Los puntos en común son demasiados para que Erice no tuviera esta película en mente cuando rodaba El espíritu de la colmena. En Valencia reconoció que Dreyer era uno de los directores que más le gustaban por aquel entonces; y el cineasta danés consideraba a Ordet su película más equilibrada. Por otro lado, la filosofía fideísta de Kierkegaard influyó mucho en la visión atormentada de la fe en contradicción con la razón propia de Unamuno (tal como aparece reflejado en las dudas existenciales que muestra el personaje de Fernando, tan unamuniano). Cabría, por tanto, una lectura trascendente de El espíritu de la colmena, con un final abierto que supera también la mera ingenuidad de una credulidad infantil. Erice se identifica con Ana, y al devolverle con su milagro cinematográfico la fe en el espíritu, abriga la esperanza de que se cumpla la máxima de Godard que él mismo cita con frecuencia: “El cine autoriza a Orfeo a volver la mirada sin que Eurídice muera”[2].
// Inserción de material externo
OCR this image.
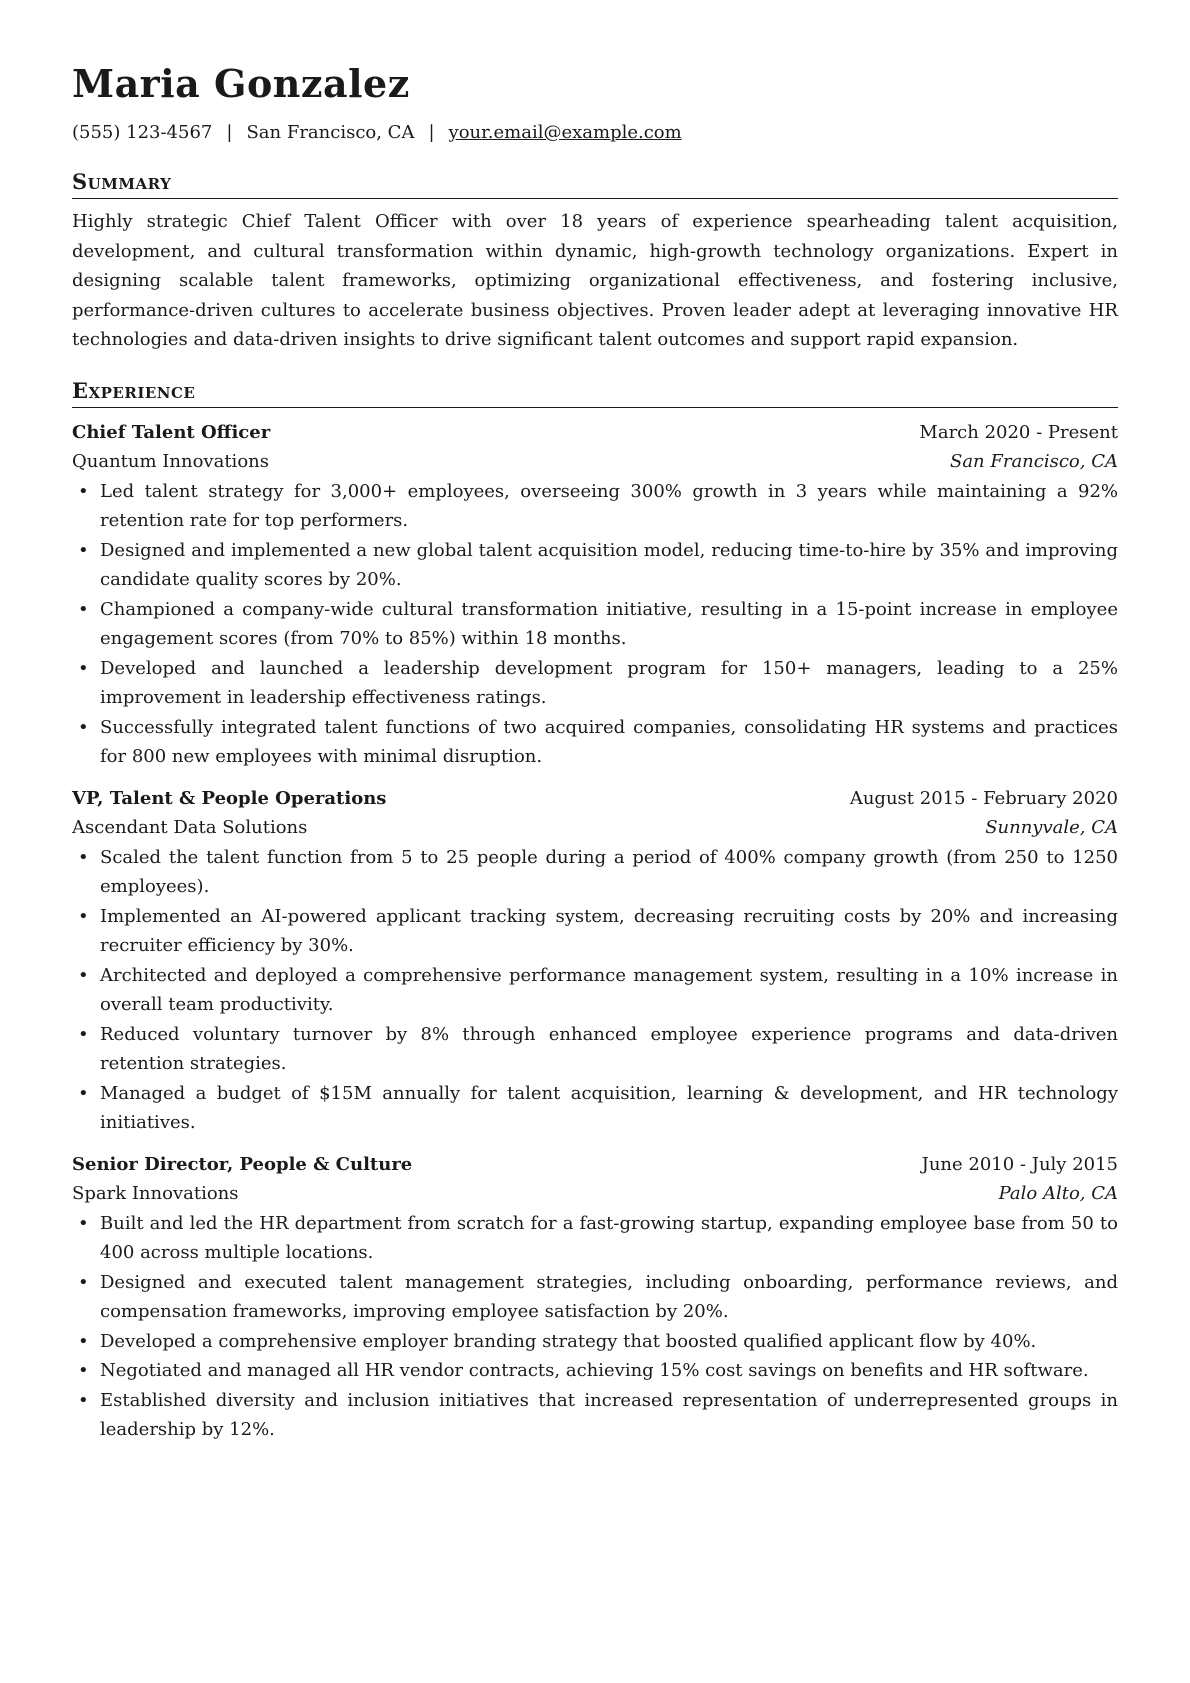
Maria Gonzalez
(555) 123-4567 | San Francisco, CA | your.email@example.com
Summary
Highly strategic Chief Talent Officer with over 18 years of experience spearheading talent acquisition, development, and cultural transformation within dynamic, high-growth technology organizations. Expert in designing scalable talent frameworks, optimizing organizational effectiveness, and fostering inclusive, performance-driven cultures to accelerate business objectives. Proven leader adept at leveraging innovative HR technologies and data-driven insights to drive significant talent outcomes and support rapid expansion.
Experience
Chief Talent Officer	March 2020 - Present
Quantum Innovations	San Francisco, CA
• Led talent strategy for 3,000+ employees, overseeing 300% growth in 3 years while maintaining a 92% retention rate for top performers.
• Designed and implemented a new global talent acquisition model, reducing time-to-hire by 35% and improving candidate quality scores by 20%.
• Championed a company-wide cultural transformation initiative, resulting in a 15-point increase in employee engagement scores (from 70% to 85%) within 18 months.
• Developed and launched a leadership development program for 150+ managers, leading to a 25% improvement in leadership effectiveness ratings.
• Successfully integrated talent functions of two acquired companies, consolidating HR systems and practices for 800 new employees with minimal disruption.
VP, Talent & People Operations	August 2015 - February 2020
Ascendant Data Solutions	Sunnyvale, CA
• Scaled the talent function from 5 to 25 people during a period of 400% company growth (from 250 to 1250 employees).
• Implemented an AI-powered applicant tracking system, decreasing recruiting costs by 20% and increasing recruiter efficiency by 30%.
• Architected and deployed a comprehensive performance management system, resulting in a 10% increase in overall team productivity.
• Reduced voluntary turnover by 8% through enhanced employee experience programs and data-driven retention strategies.
• Managed a budget of $15M annually for talent acquisition, learning & development, and HR technology initiatives.
Senior Director, People & Culture	June 2010 - July 2015
Spark Innovations	Palo Alto, CA
• Built and led the HR department from scratch for a fast-growing startup, expanding employee base from 50 to 400 across multiple locations.
• Designed and executed talent management strategies, including onboarding, performance reviews, and compensation frameworks, improving employee satisfaction by 20%.
• Developed a comprehensive employer branding strategy that boosted qualified applicant flow by 40%.
• Negotiated and managed all HR vendor contracts, achieving 15% cost savings on benefits and HR software.
• Established diversity and inclusion initiatives that increased representation of underrepresented groups in leadership by 12%.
Como Dreyer, Erice cree fervientemente en el cine como vehículo de mensajes profundos sobre el ser humano; y entre estas vivencias caben también las de carácter sobrenatural. Por eso nos sorprende el encuentro de Ana con Frankenstein -o el momento de la resurrección de Inger en Ordet-, y nos revelamos contra esta aparición o sólo la aceptamos en la atmósfera realista que domina en la película como un detalle de mal gusto; algo que se permite tan sólo a los artistas, que no se ponen límites, según Fernando Savater.

Sabemos, sin embargo, de los límites que se pone Erice; de su preocupación posterior por el proceso adecuado de madurez de la joven actriz, que él pudo haber precipitado con su película. Sus límites son el respeto escrupuloso a la libertad de la persona, desde el último actor de reparto hasta el más despistado espectador.


[1]“Para los creyentes tibios, Jesús no debe ser actual, hacerse presente hoy para recordarles que es la Luz del mundo… Está bien allí donde está, en la tradición, en los tiempos antiguos, donde sí que todo era posible, incluso los milagros, como afirmará el pastor. Pues hoy, cuando la ciencia ya conoce cómo funcionan las leyes naturales, al mismo Dios que las estableció no debemos pedirle que las altere”. Horacio Valcárcel, en el coloquio con Juan Cobos, Antonio Giménez-Rico y Juan Miguel Lamet, grabado en Madrid el 7 de junio de 1997. En Nickel Odeon, n. 8, Otoño de 1997, p. 40.

[2] Histoire(s) du Cinéma, Cap. 2a. Cit. en ERICE, Víctor, “Escribir de cine, pensar de cine”, Banda aparte, n. 9-10, p. 4.